Os ratos, este pequeno clássico da literatura brasileira, lembra-nos daquilo que é essencial: a arte de contar uma boa estória. Sem resvalar por lugares-comuns ou adotar estereótipos de fácil assimilação, o enredo não poderia ser mais simples: precisando de dinheiro para pagar o leiteiro, Naziazeno sai à rua para tentar cavar o dinheiro. Um dia inteiro passado num círculo infernal que tenta se completar a todo custo.
Como toda boa literatura, a pequena epopeia não orgulhosa de Naziazeno poderá ser apreendida sob vários níveis. É por si mesma uma excelente estória; entretanto, há várias camadas e metáforas que compõem a caminhada de nosso anti-herói pela cidade – a ponto de críticos autorizados compararem este livro às poderosas narrativas russas do século XIX. O errante personagem causará emoções conflituosas no leitor – como, repita-se, toda boa literatura faz.
No fim do dia, Naziazeno arrisca tudo porque nada tem. Vive cercado pelo drama da luta quase desesperada pela sobrevivência digna, que se renova a cada dia. Uma estória que é de muitos.
Motivos para ler:
1- Dyonelio Machado (1895-1985), de origem muito humilde, sagrou-se psiquiatra e produziu, nas palavras da crítica, uma literatura “parca porém instigante”. Os ratos é sua obra-prima.

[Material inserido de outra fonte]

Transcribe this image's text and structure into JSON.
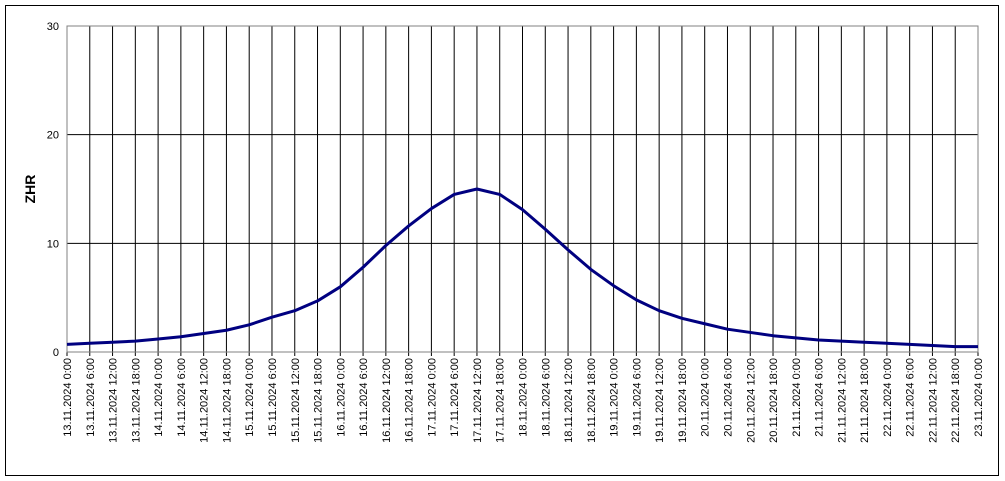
{
  "chart_data": {
    "type": "line",
    "y_label": "ZHR",
    "categories": [
      "13.11.2024 0:00",
      "13.11.2024 6:00",
      "13.11.2024 12:00",
      "13.11.2024 18:00",
      "14.11.2024 0:00",
      "14.11.2024 6:00",
      "14.11.2024 12:00",
      "14.11.2024 18:00",
      "15.11.2024 0:00",
      "15.11.2024 6:00",
      "15.11.2024 12:00",
      "15.11.2024 18:00",
      "16.11.2024 0:00",
      "16.11.2024 6:00",
      "16.11.2024 12:00",
      "16.11.2024 18:00",
      "17.11.2024 0:00",
      "17.11.2024 6:00",
      "17.11.2024 12:00",
      "17.11.2024 18:00",
      "18.11.2024 0:00",
      "18.11.2024 6:00",
      "18.11.2024 12:00",
      "18.11.2024 18:00",
      "19.11.2024 0:00",
      "19.11.2024 6:00",
      "19.11.2024 12:00",
      "19.11.2024 18:00",
      "20.11.2024 0:00",
      "20.11.2024 6:00",
      "20.11.2024 12:00",
      "20.11.2024 18:00",
      "21.11.2024 0:00",
      "21.11.2024 6:00",
      "21.11.2024 12:00",
      "21.11.2024 18:00",
      "22.11.2024 0:00",
      "22.11.2024 6:00",
      "22.11.2024 12:00",
      "22.11.2024 18:00",
      "23.11.2024 0:00"
    ],
    "values": [
      0.7,
      0.8,
      0.9,
      1.0,
      1.2,
      1.4,
      1.7,
      2.0,
      2.5,
      3.2,
      3.8,
      4.7,
      6.0,
      7.8,
      9.8,
      11.6,
      13.2,
      14.5,
      15.0,
      14.5,
      13.1,
      11.3,
      9.4,
      7.6,
      6.1,
      4.8,
      3.8,
      3.1,
      2.6,
      2.1,
      1.8,
      1.5,
      1.3,
      1.1,
      1.0,
      0.9,
      0.8,
      0.7,
      0.6,
      0.5,
      0.5
    ],
    "color": "#000080",
    "ylim": [
      0,
      30
    ],
    "yticks": [
      0,
      10,
      20,
      30
    ],
    "grid": true
  }
}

Dividido em 28 curtíssimos capítulos, induz uma luz originalíssima sobre o prosaico – algo sempre muito difícil de atingir;
2- Entre bondes e caminhadas, desencontros e rejeições, apostas em roletas, agiotas e tantas outras desventuras, a rebaixada jornada angustiante de Naziazeno trespassará as páginas e atingirá o coração do leitor. Não se perturbe com isso. Mais uma vez e de novo, repetimos: é isso que a boa literatura faz;
3- O fluxo de consciência final no lusco-fusco do quase sono de Naziazeno encerra magistralmente o romance. Toda a angústia se prolonga até a última frase do livro, quando o desfecho é revelado. Eis um livro que merece, com vigor, voltar às pautas de debate nos múltiplos círculos da sociedade.